Бывают такие акции, во время которых тысячи людей берутся за руки и образуют живую цепь, например от одного побережья Соединенных Штатов до противоположного, в поддержку какой-нибудь кампании или благотворительной организации. Давайте представим себе такую цепь, протянутую вдоль экватора через нашу родину — через Африку. Пусть это будет особая цепь, в которой будут стоять дети и их родители (чтобы это представить, нам придется обмануть время). Вы на юге Сомали, стоите на берегу Индийского океана, лицом к северу, и сжимаете в левой руке правую руку своей матери. Она, в свою очередь, держит за руку свою мать — вашу бабушку. Ваша бабушка держит за руку свою мать, и так далее. Эта живая цепь тянется от океанского побережья в заросли кустарников, на запад — в сторону границы с Кенией.

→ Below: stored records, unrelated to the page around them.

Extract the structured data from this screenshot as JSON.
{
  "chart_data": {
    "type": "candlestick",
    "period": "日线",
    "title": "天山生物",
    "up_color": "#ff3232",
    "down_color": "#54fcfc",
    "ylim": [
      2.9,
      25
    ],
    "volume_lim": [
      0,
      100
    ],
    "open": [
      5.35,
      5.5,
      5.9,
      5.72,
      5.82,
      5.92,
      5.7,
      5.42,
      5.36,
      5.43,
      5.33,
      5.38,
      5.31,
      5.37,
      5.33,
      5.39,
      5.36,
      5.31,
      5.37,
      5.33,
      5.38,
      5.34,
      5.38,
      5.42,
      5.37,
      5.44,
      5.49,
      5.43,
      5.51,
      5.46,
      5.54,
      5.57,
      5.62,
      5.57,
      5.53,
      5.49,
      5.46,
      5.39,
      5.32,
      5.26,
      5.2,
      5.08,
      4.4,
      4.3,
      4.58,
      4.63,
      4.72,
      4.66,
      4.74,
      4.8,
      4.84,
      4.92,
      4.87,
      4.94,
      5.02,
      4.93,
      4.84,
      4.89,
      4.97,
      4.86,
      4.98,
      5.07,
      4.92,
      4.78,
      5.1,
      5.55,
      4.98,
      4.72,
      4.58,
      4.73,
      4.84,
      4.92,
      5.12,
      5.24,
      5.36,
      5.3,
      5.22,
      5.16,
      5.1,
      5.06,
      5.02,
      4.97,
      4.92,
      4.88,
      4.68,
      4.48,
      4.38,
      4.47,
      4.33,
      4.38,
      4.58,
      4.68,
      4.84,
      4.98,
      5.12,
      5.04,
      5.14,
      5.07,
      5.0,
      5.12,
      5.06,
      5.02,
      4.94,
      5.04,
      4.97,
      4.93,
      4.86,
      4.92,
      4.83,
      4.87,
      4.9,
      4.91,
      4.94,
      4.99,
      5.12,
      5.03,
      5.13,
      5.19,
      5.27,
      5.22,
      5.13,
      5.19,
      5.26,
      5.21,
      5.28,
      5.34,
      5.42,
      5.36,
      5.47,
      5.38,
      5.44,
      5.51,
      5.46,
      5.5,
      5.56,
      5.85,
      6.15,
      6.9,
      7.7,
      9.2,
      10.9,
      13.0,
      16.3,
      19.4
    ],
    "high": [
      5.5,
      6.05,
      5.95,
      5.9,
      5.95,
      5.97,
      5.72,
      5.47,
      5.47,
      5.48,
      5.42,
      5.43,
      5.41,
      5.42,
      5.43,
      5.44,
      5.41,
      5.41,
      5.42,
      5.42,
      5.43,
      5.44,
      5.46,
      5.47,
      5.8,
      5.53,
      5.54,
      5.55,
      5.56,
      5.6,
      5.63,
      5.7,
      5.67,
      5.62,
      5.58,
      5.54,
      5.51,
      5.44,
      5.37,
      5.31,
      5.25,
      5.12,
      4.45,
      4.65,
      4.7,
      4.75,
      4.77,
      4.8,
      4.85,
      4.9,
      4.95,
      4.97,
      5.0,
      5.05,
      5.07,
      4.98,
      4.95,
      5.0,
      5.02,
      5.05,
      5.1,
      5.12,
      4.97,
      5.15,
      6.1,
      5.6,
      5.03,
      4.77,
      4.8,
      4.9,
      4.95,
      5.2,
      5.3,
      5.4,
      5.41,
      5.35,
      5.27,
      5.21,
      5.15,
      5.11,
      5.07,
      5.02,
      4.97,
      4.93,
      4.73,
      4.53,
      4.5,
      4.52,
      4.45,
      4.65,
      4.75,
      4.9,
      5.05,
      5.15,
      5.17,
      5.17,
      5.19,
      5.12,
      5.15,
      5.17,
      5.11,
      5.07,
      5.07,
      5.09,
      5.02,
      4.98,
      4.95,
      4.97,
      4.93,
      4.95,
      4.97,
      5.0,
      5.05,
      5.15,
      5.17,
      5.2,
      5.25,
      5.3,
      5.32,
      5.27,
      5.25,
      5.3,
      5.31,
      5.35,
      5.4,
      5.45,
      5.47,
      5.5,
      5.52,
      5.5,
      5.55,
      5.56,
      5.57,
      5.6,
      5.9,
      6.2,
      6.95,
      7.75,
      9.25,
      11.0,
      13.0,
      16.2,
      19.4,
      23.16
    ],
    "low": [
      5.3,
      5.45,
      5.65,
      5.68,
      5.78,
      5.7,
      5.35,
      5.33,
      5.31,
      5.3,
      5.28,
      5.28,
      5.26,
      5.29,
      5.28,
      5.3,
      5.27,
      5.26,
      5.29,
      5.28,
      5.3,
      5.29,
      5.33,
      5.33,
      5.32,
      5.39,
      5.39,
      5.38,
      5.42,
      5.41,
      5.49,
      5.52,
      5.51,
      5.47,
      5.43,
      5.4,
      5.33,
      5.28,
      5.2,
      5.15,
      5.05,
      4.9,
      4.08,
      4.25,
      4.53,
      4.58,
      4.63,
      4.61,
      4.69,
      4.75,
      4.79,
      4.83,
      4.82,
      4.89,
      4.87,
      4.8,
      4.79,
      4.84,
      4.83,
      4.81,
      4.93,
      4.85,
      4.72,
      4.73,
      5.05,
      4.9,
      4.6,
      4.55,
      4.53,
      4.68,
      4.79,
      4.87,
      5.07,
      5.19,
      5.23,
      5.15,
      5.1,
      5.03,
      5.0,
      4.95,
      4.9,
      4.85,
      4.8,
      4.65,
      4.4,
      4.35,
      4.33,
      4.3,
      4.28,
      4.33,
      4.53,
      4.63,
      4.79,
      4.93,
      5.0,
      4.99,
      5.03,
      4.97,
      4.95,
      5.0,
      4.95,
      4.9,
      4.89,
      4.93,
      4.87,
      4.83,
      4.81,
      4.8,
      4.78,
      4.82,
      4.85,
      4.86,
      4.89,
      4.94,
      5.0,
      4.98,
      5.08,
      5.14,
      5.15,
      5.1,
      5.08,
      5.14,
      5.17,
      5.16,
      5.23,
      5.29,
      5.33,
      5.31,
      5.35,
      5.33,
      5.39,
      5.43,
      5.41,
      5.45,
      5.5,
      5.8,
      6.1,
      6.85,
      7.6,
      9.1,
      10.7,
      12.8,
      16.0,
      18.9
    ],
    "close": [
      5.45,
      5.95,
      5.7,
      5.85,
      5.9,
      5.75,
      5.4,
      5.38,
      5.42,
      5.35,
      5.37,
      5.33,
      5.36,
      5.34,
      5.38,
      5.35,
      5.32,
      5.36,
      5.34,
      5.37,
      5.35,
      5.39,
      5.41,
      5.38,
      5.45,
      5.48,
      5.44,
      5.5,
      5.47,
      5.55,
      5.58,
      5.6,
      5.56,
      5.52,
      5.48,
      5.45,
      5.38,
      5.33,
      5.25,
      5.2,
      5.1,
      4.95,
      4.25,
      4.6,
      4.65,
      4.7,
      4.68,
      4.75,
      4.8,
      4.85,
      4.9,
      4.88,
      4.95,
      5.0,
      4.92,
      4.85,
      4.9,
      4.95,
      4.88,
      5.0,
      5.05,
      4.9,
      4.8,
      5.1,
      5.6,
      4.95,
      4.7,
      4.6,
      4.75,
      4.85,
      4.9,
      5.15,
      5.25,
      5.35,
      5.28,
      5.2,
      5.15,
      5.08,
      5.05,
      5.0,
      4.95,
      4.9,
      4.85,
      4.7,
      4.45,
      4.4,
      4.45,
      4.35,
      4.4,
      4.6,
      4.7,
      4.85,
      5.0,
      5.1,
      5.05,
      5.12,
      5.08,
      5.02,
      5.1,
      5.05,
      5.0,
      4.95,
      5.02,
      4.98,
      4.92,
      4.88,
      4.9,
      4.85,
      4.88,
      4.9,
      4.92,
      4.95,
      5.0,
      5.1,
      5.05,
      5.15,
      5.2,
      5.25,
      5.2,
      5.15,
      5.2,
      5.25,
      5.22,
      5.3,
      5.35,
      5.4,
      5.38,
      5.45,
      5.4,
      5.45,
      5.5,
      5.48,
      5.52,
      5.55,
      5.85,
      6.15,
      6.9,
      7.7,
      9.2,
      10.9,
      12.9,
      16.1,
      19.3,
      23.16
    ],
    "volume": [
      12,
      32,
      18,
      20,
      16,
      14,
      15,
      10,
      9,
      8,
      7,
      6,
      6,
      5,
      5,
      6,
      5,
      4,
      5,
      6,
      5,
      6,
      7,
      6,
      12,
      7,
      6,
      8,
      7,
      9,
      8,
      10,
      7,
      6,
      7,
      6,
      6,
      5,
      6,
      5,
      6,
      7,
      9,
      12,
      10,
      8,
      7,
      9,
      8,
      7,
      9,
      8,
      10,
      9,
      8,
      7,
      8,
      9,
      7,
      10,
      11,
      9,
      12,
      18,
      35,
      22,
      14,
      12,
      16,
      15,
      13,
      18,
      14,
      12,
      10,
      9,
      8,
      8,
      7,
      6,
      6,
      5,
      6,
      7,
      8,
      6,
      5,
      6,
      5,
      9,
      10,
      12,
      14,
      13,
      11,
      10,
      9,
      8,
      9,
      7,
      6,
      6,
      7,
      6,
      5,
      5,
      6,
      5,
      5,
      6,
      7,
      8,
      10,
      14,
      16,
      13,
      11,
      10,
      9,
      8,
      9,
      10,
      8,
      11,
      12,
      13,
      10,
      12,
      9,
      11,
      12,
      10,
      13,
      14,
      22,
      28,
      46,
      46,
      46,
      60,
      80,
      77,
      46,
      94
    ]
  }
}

Сколько нам придется пройти вдоль этой цепи, пока мы не дойдем до нашего общего предка с шимпанзе? На удивление мало. Если считать, что один человек занимает один ярд, мы придем к нашему с шимпанзе общему предку меньше чем через триста миль. Мы едва только начали пересекать континент — не прошли еще и половины пути до Восточно-Африканской рифтовой долины. Наша древняя прародительница стоит далеко к востоку от горы Кения и держит за руку целую цепь своих прямых потомков, которая заканчивается вами — на побережье Сомали.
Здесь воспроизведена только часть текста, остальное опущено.